His mother remembered more than cooking
when we told her: “God, we were
coming out the seams in that trap,
cousins and aunts all on top
of each other, don’t you remember?”
His life was better able to recall.
He and I were sitting at the kitchen table
in the low-slung flat-topped house,
ocean-view but not booming “millionaire,”

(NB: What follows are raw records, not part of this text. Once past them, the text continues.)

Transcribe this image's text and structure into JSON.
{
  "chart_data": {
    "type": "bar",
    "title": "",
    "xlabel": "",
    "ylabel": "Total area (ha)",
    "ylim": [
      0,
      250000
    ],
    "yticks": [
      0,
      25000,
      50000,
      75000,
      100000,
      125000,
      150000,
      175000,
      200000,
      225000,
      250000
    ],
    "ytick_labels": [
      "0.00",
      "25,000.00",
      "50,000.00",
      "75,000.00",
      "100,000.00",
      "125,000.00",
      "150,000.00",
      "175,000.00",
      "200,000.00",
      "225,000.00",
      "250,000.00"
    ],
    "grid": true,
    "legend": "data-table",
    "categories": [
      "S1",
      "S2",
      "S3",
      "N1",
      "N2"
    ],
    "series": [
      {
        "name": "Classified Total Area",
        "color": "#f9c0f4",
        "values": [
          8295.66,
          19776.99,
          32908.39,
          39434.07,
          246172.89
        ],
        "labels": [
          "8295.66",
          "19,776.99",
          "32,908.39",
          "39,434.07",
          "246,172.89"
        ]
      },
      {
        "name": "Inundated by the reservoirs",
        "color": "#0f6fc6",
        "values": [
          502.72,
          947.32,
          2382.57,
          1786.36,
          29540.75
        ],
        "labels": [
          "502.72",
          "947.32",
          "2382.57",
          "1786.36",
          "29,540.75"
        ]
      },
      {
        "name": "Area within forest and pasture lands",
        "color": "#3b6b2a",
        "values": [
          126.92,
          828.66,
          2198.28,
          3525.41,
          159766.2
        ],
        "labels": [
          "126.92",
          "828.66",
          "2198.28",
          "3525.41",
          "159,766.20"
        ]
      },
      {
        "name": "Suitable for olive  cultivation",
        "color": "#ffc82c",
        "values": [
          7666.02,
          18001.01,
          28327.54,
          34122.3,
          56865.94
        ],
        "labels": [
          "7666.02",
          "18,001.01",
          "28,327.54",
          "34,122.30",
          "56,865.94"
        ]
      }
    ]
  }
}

two bedrooms, a study, two baths for three of us —
another boy with his dad and mom —
when he eased back in his chair:
“You know, this is all I ever worked for,
nothing extravagant, just enough room.”
The Lexicon of Race
The word itself seemed no less bland
than its companions in absurdity.
What could “Caucasian” mean —
that my ancestors, be they fjord-
or desert-dwellers, all hailed back
to some tribe booted out of some valley
in a central Eurasian mountain range?
Or “Mongoloid” — that a characteristic
fold about the eye kept out the sand
a Gobi windstorm might kick up?
At least “Negro” tried to describe,
if from an attitude foreign to that skin,
meaning “black” in some language
I did not speak, and took no mythic stab
at delving to the root of a “race”
(though had I forgotten that Africa
was so often described as “darkest?”)
How close it came to insult, though,
I heard in small-city poobahs interviewed
in black and white on then-new boob tubes
pronouncing “Nigra” with a deliberateness
that flashed the most transparent of deniabilities,
telegraphing the lazy disdain that sloughed off
another way of speaking for more private spaces.
Once seen through, it all came down
like a three-legged stool with one leg sawed off,
the “science” that made as if to speak for nature
in divvying the human into races.
All its rubrics fell off the common carrier
of daily parlance, taking with them
variants and deviants. Yet the slur
slid itself off for use behind closed doors
like a password to a club whose snob appeal
lies in coming up with someone to snub,
occasionally surfacing to maraud in the open.
The best I can claim is that I didn’t belong.
The denigrated, though, sneer back the affront,
making it boast its negation, digging difference.
Human: the species that makes its home in language.